Sunday, April 22, 2012

Sailor Vic


I was sailing through the hot summer’s air and I could smell the chlorine in the water shortly before we became one. I had gone in with my clothes on, I pushed myself up for air and the smell had turned sour, full of diesel exhaust and cordite. The brown river water was warm, one of the sailors on a riverboat gave me a hand, he looked twelve years old with a twisted smile and crazy in his eyes, the way that youth do when they have been in combat for too long or have taken a street drug that has taken them. Thick black smoke reached for an electric blue sky that hung over the river and shone through the canopy. “Welcome aboard my boat!” He exclaimed shaking my hand wildly, “This motherfucker is going all the way, gonna’ take it to Thailand and open a bar, you know what I mean man?” I didn’t know what he meant. Another sailor manning the fifty caliber machine gun was pumping away but the gun made no sound, all I could hear was his breathing and the brass casings bouncing off the deck. I gaped at my wet clothes and was in awe that I found myself in desert digital camouflage, a familiar sight seemed distant. The sailors were dressed in olive drab with black boots. “Fuck this Perfume River shit!
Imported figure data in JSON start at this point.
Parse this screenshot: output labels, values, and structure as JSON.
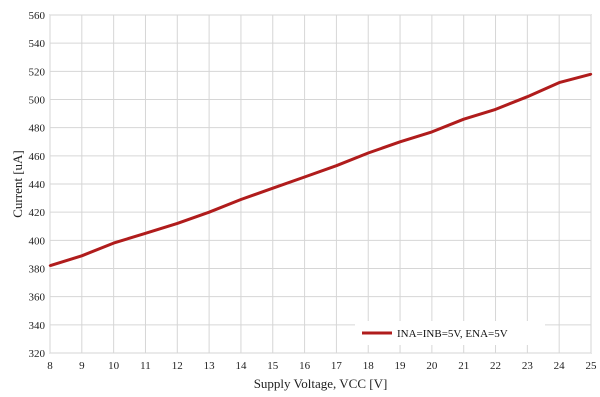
{
  "chart_data": {
    "type": "line",
    "title": "",
    "xlabel": "Supply Voltage, VCC [V]",
    "ylabel": "Current  [uA]",
    "xlim": [
      8,
      25
    ],
    "ylim": [
      320,
      560
    ],
    "x_ticks": [
      8,
      9,
      10,
      11,
      12,
      13,
      14,
      15,
      16,
      17,
      18,
      19,
      20,
      21,
      22,
      23,
      24,
      25
    ],
    "y_ticks": [
      320,
      340,
      360,
      380,
      400,
      420,
      440,
      460,
      480,
      500,
      520,
      540,
      560
    ],
    "grid": true,
    "legend_position": "bottom-right",
    "series": [
      {
        "name": "INA=INB=5V, ENA=5V",
        "color": "#b01c1c",
        "x": [
          8,
          9,
          10,
          11,
          12,
          13,
          14,
          15,
          16,
          17,
          18,
          19,
          20,
          21,
          22,
          23,
          24,
          25
        ],
        "y": [
          382,
          389,
          398,
          405,
          412,
          420,
          429,
          437,
          445,
          453,
          462,
          470,
          477,
          486,
          493,
          502,
          512,
          518
        ]
      }
    ]
  }
}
All they give us is dead Marines coming out of Hue! Fucked up man, I don’t want to be hauling these poor dead bastards!” Tracer fire erupted from the tree line and the air lit up like Christmas but none of the gunfire made any noise. I looked at the nametape of the wild eyed sailor and it all made sense, it read Czito.
   
“Well what the fuck are you doing here Anderson, you wanna come on my boat and not be conversational?” He twisted himself with intensity. “What can a young man learn without war?” I ask. The Czito scratched at his chin. His smile faded, “Don’t you come on my boat and ask me a question like that! This is where I live man, same with the dead boys on the deck! Don’t be shitting where we live!” A dead Marine sat upright and looked me in the eye, “Listen to the old man.” “Just shut the fuck up Anderson and I will show you.” I pushed myself up for air and the chlorine smelled pleasant on a hot day in Los Angeles. Victor Czito an ancient friend of my father and Navy Vietnam Veteran had pushed me into a pool not realizing that these days pushing people in pools usually involves electronics. We drank fine tequila and he told me his story of the Perfume River. In the year 2012 nobody hates war more than the Czito because somewhere on a riverboat is a kid scared shitless as I was in Fallujah. The young man continues endlessly rocking away at his fifty caliber and the young intense sailor screams over the noise of the gunfire loud as an exploding sun, “Anything he fucking wants!”